Google App Engine Settings Errors
We were unable to increase the quota once we had overrun it. We believe there is a bug in the Google Cloud App Engine Settings console that prevents accessing settings once quota is overrun, which prevents increasing quota. After our quota reset, we were able to increase the quota.
- Understand Bug – We do not know whether others have encountered this issue before. Tracked in https://github.com/the-blue-alliance/the-blue-alliance/issues/2467
- DONE Bug Reporting (via GAE) – We used the GAE bug reporting tool to report this issue.
- Bug Reporting (to a human) – We should tell a person we know who works on Google Cloud about this.

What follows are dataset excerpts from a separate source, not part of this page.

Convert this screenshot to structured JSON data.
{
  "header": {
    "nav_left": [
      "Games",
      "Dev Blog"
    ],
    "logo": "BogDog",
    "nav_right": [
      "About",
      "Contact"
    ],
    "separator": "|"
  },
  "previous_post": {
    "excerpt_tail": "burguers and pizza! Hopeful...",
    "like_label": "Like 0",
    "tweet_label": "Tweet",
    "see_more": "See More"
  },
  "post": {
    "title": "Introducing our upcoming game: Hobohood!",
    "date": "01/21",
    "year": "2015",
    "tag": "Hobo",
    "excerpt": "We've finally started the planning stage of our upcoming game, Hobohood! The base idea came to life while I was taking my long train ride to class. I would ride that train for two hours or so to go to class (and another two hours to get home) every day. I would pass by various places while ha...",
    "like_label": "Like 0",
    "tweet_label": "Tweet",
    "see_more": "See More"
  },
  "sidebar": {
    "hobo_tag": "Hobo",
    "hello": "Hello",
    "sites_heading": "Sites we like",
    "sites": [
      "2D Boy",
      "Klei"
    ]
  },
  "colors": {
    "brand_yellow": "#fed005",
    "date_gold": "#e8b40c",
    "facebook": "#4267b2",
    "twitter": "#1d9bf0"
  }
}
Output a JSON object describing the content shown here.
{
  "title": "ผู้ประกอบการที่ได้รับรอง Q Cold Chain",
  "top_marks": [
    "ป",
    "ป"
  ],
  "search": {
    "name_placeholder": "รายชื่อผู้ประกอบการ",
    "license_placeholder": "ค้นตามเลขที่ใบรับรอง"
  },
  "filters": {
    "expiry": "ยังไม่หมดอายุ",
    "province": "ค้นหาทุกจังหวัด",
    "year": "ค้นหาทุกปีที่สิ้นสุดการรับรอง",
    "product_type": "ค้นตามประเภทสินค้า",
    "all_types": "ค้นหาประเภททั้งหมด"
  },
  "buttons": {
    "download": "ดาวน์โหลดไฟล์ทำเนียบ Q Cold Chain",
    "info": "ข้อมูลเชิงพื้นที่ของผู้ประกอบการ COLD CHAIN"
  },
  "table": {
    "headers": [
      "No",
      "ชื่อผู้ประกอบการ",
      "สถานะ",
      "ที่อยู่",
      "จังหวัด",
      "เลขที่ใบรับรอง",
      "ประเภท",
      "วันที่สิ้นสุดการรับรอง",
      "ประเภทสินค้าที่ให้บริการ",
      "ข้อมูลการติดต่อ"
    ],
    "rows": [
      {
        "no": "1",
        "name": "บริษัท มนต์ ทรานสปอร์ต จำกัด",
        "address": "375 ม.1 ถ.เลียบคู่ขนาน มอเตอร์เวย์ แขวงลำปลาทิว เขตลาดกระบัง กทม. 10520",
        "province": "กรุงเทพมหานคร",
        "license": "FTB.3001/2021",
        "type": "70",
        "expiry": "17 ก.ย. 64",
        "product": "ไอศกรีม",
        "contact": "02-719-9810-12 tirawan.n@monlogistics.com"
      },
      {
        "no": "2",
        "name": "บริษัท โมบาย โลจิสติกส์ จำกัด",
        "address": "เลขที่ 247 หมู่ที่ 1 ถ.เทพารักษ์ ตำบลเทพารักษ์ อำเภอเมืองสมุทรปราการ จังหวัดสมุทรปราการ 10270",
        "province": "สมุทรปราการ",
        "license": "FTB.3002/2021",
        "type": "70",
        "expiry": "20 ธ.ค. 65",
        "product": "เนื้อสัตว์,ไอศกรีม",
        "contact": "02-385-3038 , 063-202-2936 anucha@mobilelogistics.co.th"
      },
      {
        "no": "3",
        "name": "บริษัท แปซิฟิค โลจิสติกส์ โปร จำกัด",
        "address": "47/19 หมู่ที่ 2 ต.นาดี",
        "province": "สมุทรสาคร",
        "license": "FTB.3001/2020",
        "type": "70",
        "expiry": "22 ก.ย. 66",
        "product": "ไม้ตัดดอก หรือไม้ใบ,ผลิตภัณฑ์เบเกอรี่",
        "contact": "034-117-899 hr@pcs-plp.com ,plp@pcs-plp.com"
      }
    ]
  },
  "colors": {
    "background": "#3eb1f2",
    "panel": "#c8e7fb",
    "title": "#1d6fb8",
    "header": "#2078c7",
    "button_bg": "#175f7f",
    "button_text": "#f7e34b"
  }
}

No Google Technical Escalation
We have no human contact at Google to escalate technical issues to. In the event our GAE settings continued to error, we would have no remediation path to fix the problem. This could present a problem for similar issues in the future that might require intervention by a Google employee to fix.
- Find an FRC alum who works on Google Cloud – We should find someone inside of Google to whom we can escalate future issues that we are unable to self-remediate.
iOS App Crashing Due To Expected Response
The TBA mobile apps cache data locally, so should continue to work even if the server is down. However, the iOS app attempts to sync push notification tokens for signed in users with the MyTBA endpoints on app launch. The iOS app was expecting a valid responses from the MyTBA endpoints, which resulted in users crashing on launch.
- DONE Don’t Crash – Responses from the MyTBA endpoints should fail gracefully. Fixed in https://github.com/the-blue-alliance/the-blue-alliance-ios/pull/515 and deployed in v1.0.8.
- Audit App Launch – Code paths involved during app launch are critical, and should fail gracefully.